Ilustração de canivete suíço da Wenger, que hoje faz parte da Victorinox - AP Photo/Wenger North America
Ilustração de canivete suíço da Wenger, que hoje faz parte da Victorinox Imagem: AP Photo/Wenger North America
Tiago Jokura

Tiago Jokura é jornalista e, portanto, curioso profissional. Passou os últimos 15 anos respondendo as dúvidas mais complexas e inusitadas dos leitores na mídia impressa ? na tentativa infinita de explicar como o mundo funciona com clareza e bom humor. Agora, continua essa saga aqui no UOL. Mande sua pergunta cabeluda que ele faz questão de pentear.

23/09/2019 04h00

Quem inventou o canivete suíço?
Roger Oliveira, de São Paulo (SP)

Doutor, se eu não me engano, os bisavós da ideia foram os soldados do Império Romano, que inventaram de dobrar a lâmina de suas facas sobre o cabo para ficar mais fácil carregar. Foi só no século 18 que ingleses e franceses deram o salto evolutivo e começaram a desenvolver facas portáteis com vários instrumentos embutidos.

Mas nem sempre o pai é quem cria, e os suíços assumiram a paternidade dos canivetes multifuncionais a partir de 1897. Foi quando o cuteleiro Karl Elsener patenteou um modelo com seis ferramentas e ofereceu o invento para o exército de seu país - que já era cliente de Elsener e de outros colegas.
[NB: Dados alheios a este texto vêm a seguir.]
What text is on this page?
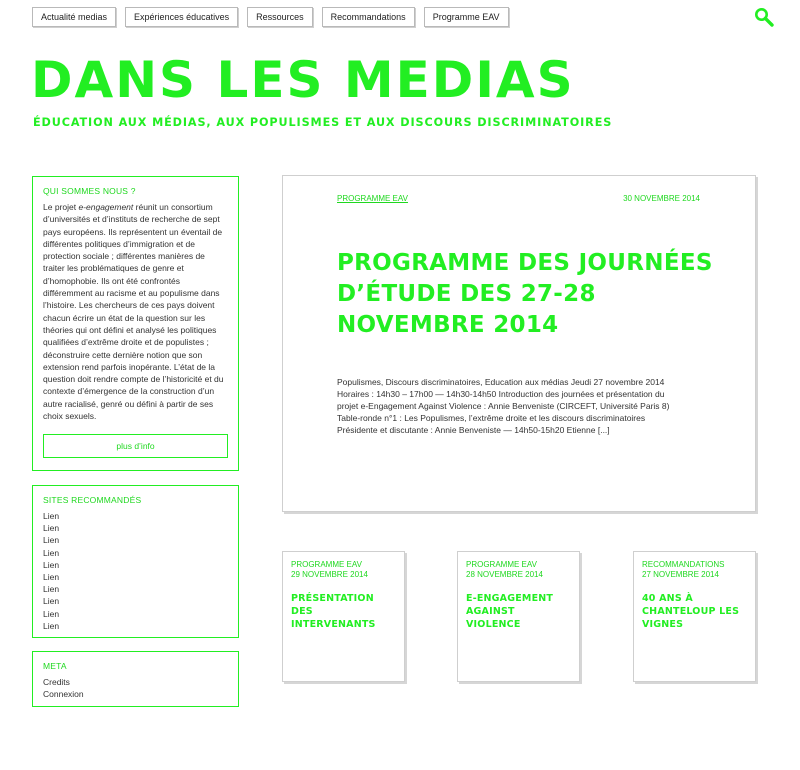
Actualité medias	Expériences éducatives	Ressources	Recommandations	Programme EAV
DANS LES MEDIAS
ÉDUCATION AUX MÉDIAS, AUX POPULISMES ET AUX DISCOURS DISCRIMINATOIRES
QUI SOMMES NOUS ?

Le projet e-engagement réunit un consortium d’universités et d’instituts de recherche de sept pays européens. Ils représentent un éventail de différentes politiques d’immigration et de protection sociale ; différentes manières de traiter les problématiques de genre et d’homophobie. Ils ont été confrontés différemment au racisme et au populisme dans l’histoire. Les chercheurs de ces pays doivent chacun écrire un état de la question sur les théories qui ont défini et analysé les politiques qualifiées d’extrême droite et de populistes ; déconstruire cette dernière notion que son extension rend parfois inopérante. L’état de la question doit rendre compte de l’historicité et du contexte d’émergence de la construction d’un autre racialisé, genré ou défini à partir de ses choix sexuels.

plus d’info
SITES RECOMMANDÉS
Lien
Lien
Lien
Lien
Lien
Lien
Lien
Lien
Lien
Lien
META
Credits
Connexion
PROGRAMME EAV	30 NOVEMBRE 2014
PROGRAMME DES JOURNÉES D’ÉTUDE DES 27-28 NOVEMBRE 2014

Populismes, Discours discriminatoires, Education aux médias Jeudi 27 novembre 2014 Horaires : 14h30 – 17h00 — 14h30-14h50 Introduction des journées et présentation du projet e-Engagement Against Violence : Annie Benveniste (CIRCEFT, Université Paris 8) Table-ronde n°1 : Les Populismes, l’extrême droite et les discours discriminatoires Présidente et discutante : Annie Benveniste — 14h50-15h20 Etienne [...]

PROGRAMME EAV
29 NOVEMBRE 2014
PRÉSENTATION DES INTERVENANTS
PROGRAMME EAV
28 NOVEMBRE 2014
E-ENGAGEMENT AGAINST VIOLENCE
RECOMMANDATIONS
27 NOVEMBRE 2014
40 ANS À CHANTELOUP LES VIGNES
As forças armadas recusaram a oferta, mas Elsener seguiu fabricando o seu "canivete para oficiais".

Em 1908, os militares suíços dividiram o fornecimento de facas entre a companhia de Elsener (futura Victorinox) e a Wenger, que também passou a fabricar o canivete multifuncional. Havia uma linha para uso militar, os Soldatenmesser, e outra que, mesmo sendo comercializada para civis, foi batizada como "facas do exército suíço" (swiss army knives, em inglês). Marketing afiado que fez sucesso desde o começo. A diferença é que a Victorinox oferecia o canivete suíço "original" e a Wenger, o "genuíno".

Em 1909, para evitar a pirataria, o governo suíço autorizou o uso do brasão de armas do país - um escudo com a cruz-símbolo da bandeira nacional - nos canivetes da Victorinox e da Wenger. A ideia deu certo e as duas marcas ganharam popularidade década após década, até conquistar fama global a partir da Segunda Guerra Mundial (1939-1945).
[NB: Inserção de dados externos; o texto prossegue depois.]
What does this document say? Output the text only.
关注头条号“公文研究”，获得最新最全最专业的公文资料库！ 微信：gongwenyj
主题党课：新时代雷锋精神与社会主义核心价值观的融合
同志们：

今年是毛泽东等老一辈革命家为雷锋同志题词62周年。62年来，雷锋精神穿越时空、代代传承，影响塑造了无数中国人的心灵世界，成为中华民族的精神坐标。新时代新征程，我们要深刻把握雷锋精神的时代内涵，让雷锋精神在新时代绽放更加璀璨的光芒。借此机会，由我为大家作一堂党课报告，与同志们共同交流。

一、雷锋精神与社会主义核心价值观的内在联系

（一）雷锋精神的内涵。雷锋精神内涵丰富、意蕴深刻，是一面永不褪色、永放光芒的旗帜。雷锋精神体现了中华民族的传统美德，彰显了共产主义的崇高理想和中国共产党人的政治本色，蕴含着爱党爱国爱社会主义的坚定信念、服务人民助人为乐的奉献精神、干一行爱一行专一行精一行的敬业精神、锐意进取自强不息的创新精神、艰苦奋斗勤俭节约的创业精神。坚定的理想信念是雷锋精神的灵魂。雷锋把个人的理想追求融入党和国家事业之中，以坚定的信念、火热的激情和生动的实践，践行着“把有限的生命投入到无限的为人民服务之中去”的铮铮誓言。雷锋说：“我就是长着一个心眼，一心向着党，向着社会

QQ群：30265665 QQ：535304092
Em 2005, a Victorinox comprou a Wenger e manteve as fábricas separadas até 2013, quando a produção dos canivetes "originais" e dos "genuínos" foi integrada.
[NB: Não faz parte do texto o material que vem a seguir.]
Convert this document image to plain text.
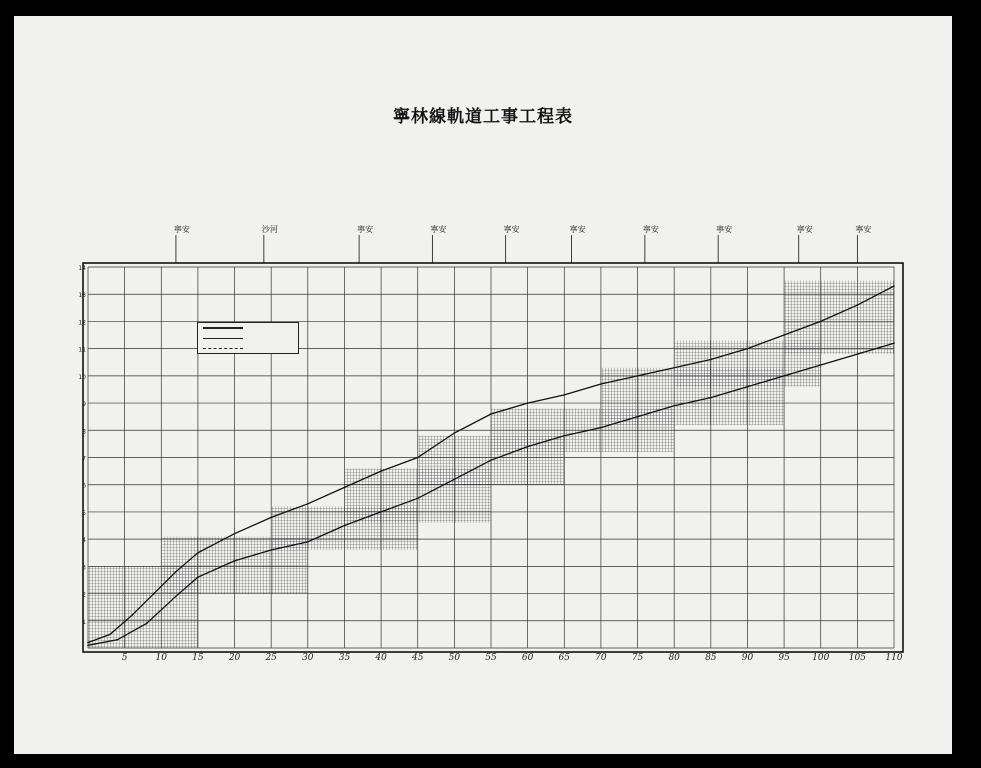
寧林線軌道工事工程表
5	10	15	20	25	30	35	40	45	50	55	60	65	70	75	80	85	90	95 100 105 110
1
2
3
4
5
6
7
8
9
10
11
12
13
14
寧安	沙河	寧安	寧安	寧安	寧安	寧安	寧安	寧安	寧安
Hoje, outros países fabricam canivetes com mais funções e até com estilos mais arrojados que os suíços, mas nem assim ameaçam comercialmente os modelos originais. "O canivete suíço virou lenda por causa do incomparável corte do seu aço inox (utilizado a partir de 1921), da racionalidade do repertório de ferramentas e da extrema funcionalidade da maioria delas", explica o arquiteto Carlos Alexandre, ex-professor da FAU-USP e colecionador deste símbolo da terra de seu xará Federer, doutor Roger.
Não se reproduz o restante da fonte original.